Purpose : This study quantitatively assessed the recovery of radioactivity after intravitreous administration of 3H-Dextran (5000kD) to mice and rats

Methods : Mice and rats (n=4/group) were anesthetized and a bilateral bolus intravitreous injection of 3H-Dextran (approximately 1 uCi/mL) of 0.5 or 1 µL/eye to mice (Groups 1 and 2, respectively) and 1 or 2 µL/eye to rats (Groups 3 and 4, respectively) was administered to each eye using a trans-scleral procedure. A 30-gauge ½” hypodermic needle made the initial opening into the eye (~ 0.5 to 1 mm from the limbus). The intravitreous dose was administered with a blunt 33-gauge needle attached to a 5-µL Hamilton syringe. The needle was visualized in the vitreous humor prior to injection. A cotton tipped applicator (dose wipe) was gently placed on the eye to recover any of the formulation that leaked from the injection site. At ~10 minutes postdose, the animals were euthanized and whole eyes were collected, rinsed with saline, and gently blotted dry. Dose wipes and eyes were analyzed for radioactivity by liquid scintillation counting.

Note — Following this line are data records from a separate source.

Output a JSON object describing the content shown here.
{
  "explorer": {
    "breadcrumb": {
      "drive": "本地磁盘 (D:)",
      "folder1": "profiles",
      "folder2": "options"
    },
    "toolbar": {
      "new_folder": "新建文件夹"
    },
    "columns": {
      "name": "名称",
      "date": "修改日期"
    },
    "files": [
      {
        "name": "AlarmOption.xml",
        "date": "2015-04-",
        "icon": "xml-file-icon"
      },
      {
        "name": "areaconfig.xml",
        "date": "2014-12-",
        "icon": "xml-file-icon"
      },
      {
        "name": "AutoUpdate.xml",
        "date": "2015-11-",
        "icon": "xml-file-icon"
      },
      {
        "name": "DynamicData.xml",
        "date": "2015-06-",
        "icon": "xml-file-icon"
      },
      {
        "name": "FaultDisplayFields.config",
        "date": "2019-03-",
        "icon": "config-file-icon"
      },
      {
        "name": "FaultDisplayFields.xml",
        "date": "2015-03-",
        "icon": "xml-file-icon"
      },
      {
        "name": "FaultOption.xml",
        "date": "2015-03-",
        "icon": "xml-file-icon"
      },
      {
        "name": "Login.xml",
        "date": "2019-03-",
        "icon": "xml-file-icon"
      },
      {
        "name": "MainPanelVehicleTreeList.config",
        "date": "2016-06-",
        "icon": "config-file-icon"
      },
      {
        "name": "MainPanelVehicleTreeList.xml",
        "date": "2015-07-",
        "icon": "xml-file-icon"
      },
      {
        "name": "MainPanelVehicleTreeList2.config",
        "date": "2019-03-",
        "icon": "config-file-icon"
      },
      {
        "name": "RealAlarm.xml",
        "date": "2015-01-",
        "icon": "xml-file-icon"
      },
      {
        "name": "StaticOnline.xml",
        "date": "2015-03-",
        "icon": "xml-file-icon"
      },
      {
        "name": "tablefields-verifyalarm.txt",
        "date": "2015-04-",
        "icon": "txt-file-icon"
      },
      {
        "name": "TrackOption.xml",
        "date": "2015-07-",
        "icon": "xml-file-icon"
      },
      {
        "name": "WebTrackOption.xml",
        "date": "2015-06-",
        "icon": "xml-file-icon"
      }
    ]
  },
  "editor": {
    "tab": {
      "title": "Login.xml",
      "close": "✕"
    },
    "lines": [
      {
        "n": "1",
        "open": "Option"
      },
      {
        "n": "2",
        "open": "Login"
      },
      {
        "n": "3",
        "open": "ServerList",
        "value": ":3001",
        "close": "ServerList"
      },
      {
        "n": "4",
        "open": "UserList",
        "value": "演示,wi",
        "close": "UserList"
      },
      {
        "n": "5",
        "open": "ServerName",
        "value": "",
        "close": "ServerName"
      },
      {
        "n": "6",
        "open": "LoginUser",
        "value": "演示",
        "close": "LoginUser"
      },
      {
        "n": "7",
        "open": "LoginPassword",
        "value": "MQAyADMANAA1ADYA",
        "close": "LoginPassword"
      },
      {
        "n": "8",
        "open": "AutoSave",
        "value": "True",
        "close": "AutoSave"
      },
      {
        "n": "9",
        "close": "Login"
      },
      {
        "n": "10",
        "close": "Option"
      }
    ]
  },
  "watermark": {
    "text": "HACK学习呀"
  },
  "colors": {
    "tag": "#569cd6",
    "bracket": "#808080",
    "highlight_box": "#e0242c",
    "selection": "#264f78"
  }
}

Results : Mean recovery for a 0.5 µL dose in mouse eyes was 31.9%; ranging from 15.3 to 71.3%. The mean dose wipe was 33.4%. Total recoveries ranged from 25.8% to 81.2%, with a mean of 65.3%. Mean recovery for a 1 µL dose in mouse eyes was 36.0%; ranging from 2.24 to 76.7%. The mean dose wipe was 34.7%. Total recoveries ranged from 26.3% to 88.3%, with a mean of 70.8%. Mean recovery for 1 µL in rat eyes was 49.6%; ranging from 13.7 to 89.1%. The mean dose wipe was 11.4%. Total recoveries ranged from 17.7% to 90.1%, with a mean of 61.0%. Mean recovery for 2 µL in rat eyes was 39.5%; ranging from 13.7 to 66.7%. The mean dose wipe was 26.9%. Total recoveries ranged from 46.6% to 83.5%, with a mean of 66.3%.

Conclusions : Retention of a 3H-Dextran (5000 kD) formulation via trans-scleral intravitreous injection in mouse and rat eyes is highly variable. The data suggests that lower volume doses, 0.5 µL dose in mice and the 1 µL dose in rats, provide a slightly higher retention in the eye. However, in each species, at each dose level, the variability of each dose was high such that determining pharmacokinetic parameters, such as Cmax, would be difficult. Results demonstrate that pharmacokinetic and biodistribution data in rats and mice following an intravitreous dose should be interpreted with caution.

This is an abstract that was submitted for the 2018 ARVO Annual Meeting, held in Honolulu, Hawaii, April 29 - May 3, 2018.